The Court of Appeal also stated that the High Court's finding that there was a lack of probative evidence for the Ministry's decision was a review of the merits of the decision rather than of the process.  Although the Ministry had, at one stage of the process, used a numbered ranking system to assess tenders, the High Court was wrong to characterise the decision-making process as one involving statistical analysis with only one possible result.

Further, the Court of Appeal was highly critical of the High Court's approach to bias.  The High Court had applied the Saxmere standard for judicial bias to the members of the panel considering the tenders:  whether a fair-minded and reasonable lay observer would reasonably apprehend that the decision-maker might not bring an impartial mind to the issue.  The Court of Appeal interpreted this as effectively requiring the panel to be made up of individuals with no previous involvement in the problem gambling sector.  Although the Mandatory Rules refer to the elimination of conflicts of interest in procurement decision-making, the Court of Appeal found that it would be unworkable, and not in the public interest, to subject procurement decision-makers to the Saxmere standard.  Instead, what is required of procurement decision-makers is fairness, good faith, honesty, and a willingness to consider information which might change the decision-maker's view.

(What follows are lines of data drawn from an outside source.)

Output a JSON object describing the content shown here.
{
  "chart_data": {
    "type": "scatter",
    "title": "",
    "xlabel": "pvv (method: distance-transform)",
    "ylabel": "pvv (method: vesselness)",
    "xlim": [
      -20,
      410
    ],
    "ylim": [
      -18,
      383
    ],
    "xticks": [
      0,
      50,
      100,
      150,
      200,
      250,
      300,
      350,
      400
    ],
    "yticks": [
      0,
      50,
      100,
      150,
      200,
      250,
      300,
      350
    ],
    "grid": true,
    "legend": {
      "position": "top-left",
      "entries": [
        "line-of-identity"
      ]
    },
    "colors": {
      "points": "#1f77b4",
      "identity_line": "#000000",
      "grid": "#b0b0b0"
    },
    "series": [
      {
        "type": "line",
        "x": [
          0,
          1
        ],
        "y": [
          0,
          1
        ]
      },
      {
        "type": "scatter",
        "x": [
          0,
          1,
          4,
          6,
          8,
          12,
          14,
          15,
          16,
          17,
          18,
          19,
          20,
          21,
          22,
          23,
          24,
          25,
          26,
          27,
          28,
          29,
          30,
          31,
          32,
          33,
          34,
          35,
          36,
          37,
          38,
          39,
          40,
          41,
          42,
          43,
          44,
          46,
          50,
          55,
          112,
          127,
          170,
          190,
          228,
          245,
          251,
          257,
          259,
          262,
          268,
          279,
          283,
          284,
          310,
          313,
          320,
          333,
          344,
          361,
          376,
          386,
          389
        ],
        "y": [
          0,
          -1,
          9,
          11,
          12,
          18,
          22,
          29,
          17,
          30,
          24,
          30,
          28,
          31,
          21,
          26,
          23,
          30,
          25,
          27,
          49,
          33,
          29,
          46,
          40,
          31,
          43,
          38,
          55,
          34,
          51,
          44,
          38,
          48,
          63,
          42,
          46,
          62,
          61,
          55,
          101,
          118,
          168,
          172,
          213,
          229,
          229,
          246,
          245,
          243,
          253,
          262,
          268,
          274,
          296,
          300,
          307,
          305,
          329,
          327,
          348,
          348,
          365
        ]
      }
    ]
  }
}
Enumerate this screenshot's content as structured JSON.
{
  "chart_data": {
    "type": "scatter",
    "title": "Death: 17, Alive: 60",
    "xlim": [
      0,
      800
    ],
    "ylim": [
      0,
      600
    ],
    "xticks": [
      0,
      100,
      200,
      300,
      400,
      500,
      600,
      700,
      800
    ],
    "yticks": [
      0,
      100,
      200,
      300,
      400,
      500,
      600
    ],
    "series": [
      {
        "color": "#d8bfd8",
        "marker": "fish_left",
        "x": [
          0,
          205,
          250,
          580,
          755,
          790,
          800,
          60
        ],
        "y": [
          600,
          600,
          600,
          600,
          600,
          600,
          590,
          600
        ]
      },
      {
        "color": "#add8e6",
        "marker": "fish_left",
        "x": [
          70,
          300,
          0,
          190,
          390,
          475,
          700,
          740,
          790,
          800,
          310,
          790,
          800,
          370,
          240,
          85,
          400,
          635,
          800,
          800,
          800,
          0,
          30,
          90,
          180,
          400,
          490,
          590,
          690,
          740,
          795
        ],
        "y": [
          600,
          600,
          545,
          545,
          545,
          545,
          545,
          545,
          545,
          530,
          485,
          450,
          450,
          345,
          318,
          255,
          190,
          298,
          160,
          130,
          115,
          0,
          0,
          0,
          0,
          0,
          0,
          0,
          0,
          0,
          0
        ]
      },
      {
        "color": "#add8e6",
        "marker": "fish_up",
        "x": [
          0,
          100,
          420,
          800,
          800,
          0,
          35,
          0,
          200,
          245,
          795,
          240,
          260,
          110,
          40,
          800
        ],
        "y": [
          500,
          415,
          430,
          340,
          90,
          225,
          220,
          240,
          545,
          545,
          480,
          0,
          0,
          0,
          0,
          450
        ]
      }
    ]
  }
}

The Court of Appeal decision should be welcomed by all public sector agencies conducting procurements.  It restores the flexibility required for agencies to conduct effective procurements, while ensuring that serious deficiencies in procurement processes can, in extreme cases, be rectified by way of judicial review.  Public sector agencies are now again able to conduct procurement processes with less risk that a disaffected tenderer will be able to successfully challenge decisions for solely commercial reasons.